Finalmente, aos cinco anos de idade, o Bernardino tinha chegado a casa.
Cino anos depois, em 7 de Maio de 1867, quando o Bernardino
atinge a idade de dez anos, é celebrado o último termo de entrega, o chamado
“Termo de Vestir”[vi]. A entrega
é feita à mesma Joaquina Coelho, casada com José Machado, lavrador, residente
no lugar de Ataíja de Cima, freguesia de S. Vicente de Aljubarrota, concelho de
Alcobaça[vii].
Termo de Vestir de Bernardino dos Santos
Agora já não se trata da entrega da criança a uma ama que,
contra pagamento, se encarrega de o alimentar, cuidar e vestir.
Supõe-se que a criança, aos dez anos de idade, já é capaz de
produzir trabalho que vale a sua alimentação, educação e o vestir.

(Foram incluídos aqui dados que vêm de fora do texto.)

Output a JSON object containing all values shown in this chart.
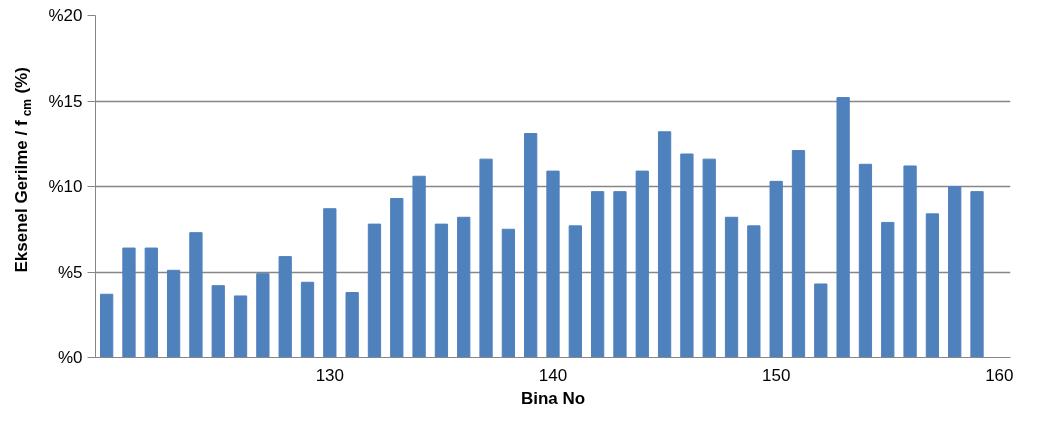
{
  "chart_data": {
    "type": "bar",
    "xlabel": "Bina No",
    "ylabel": "Eksenel Gerilme / f$_{cm}$ (%)",
    "x": [
      120,
      121,
      122,
      123,
      124,
      125,
      126,
      127,
      128,
      129,
      130,
      131,
      132,
      133,
      134,
      135,
      136,
      137,
      138,
      139,
      140,
      141,
      142,
      143,
      144,
      145,
      146,
      147,
      148,
      149,
      150,
      151,
      152,
      153,
      154,
      155,
      156,
      157,
      158,
      159
    ],
    "values": [
      3.7,
      6.4,
      6.4,
      5.1,
      7.3,
      4.2,
      3.6,
      4.9,
      5.9,
      4.4,
      8.7,
      3.8,
      7.8,
      9.3,
      10.6,
      7.8,
      8.2,
      11.6,
      7.5,
      13.1,
      10.9,
      7.7,
      9.7,
      9.7,
      10.9,
      13.2,
      11.9,
      11.6,
      8.2,
      7.7,
      10.3,
      12.1,
      4.3,
      15.2,
      11.3,
      7.9,
      11.2,
      8.4,
      10.0,
      9.7
    ],
    "color": "#4f81bd",
    "xlim": [
      119.5,
      160.5
    ],
    "xticks": [
      130,
      140,
      150,
      160
    ],
    "ylim": [
      0,
      20
    ],
    "yticks": [
      {
        "value": 0,
        "label": "%0"
      },
      {
        "value": 5,
        "label": "%5"
      },
      {
        "value": 10,
        "label": "%10"
      },
      {
        "value": 15,
        "label": "%15"
      },
      {
        "value": 20,
        "label": "%20"
      }
    ],
    "grid": "y"
  }
}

Por isso, o
hospital dos Expostos, embora continue a vigiar o seu desenvolvimento, já não
pagará mais.
O jovem (hoje diríamos, a criança) trabalhará para a família
de acolhimento que, em contrapartida, deve
“… tratal-o como seu próprio filho, educando-o e instruindo-o quanto lhe
for possível … fazêl-o cumprir todos os deveres da nossa religião … procurar ou
ensinar-lhe uma profissão …”[viii]
[i]
Conservado no Arquivo Histórico da Santa Casa da Misericórdia de Lisboa.
[ii] A Rua
do Vale de Santo António desce, por um vale, da Rua dos Sapadores, à Graça,
para o Rio, na zona de Santa Apolónia e deve o seu nome à Capela do Vale de
Santo António, ou Ermida de Santo António do Vale, ali existente, construída na
2ª metade do século XVIII, no local onde, segundo a tradição, descansou Santo
António quando se dirigia ao Tejo, vindo do Convento de São Vicente de Fora,
para embarcar para o Norte de África.
O interior da capela é decorado com valiosos azulejos que
narram milagres de Santo António e cenas da vida de Nossa Senhora. (v. http://www.cm-lisboa.pt/en/equipments/equipment/info/capela-do-vale-de-santo-antonio,
consultado em 17-04-2015)
[iii] As
amas de seco podiam ser casadas, solteiras ou viúvas ou, até, homens. (ver o
que a propósito escrevemos em “Amas de Expostos” http://ataijadecima.blogspot.pt/2013/04/amas-de-expostos.html
[iv] A rua
não existe actualmente, ao menos com aquele nome.
[v] Ou seja,
para completar p tempo que faltava até aos sete anos, idade em que
[vi] No
final deste texto reproduzimos o Termo de Vestir do Bernardino. Vale a pena
clicar sobre a imagem para a ampliar e ler, com atenção, todo o seu texto.
[vii] Arquivo Histórico da Santa Casa da Misericórdia de
Lisboa, Lvº 25 de Vestir, fl. 227, Lvº 42 reforma, fl. 227
[viii] No
final deste texto reproduzimos o Termo de Vestir do Bernardino. Vale a pena
clicar sobre a imagem para a ampliar e ler, com atenção, todo o seu texto.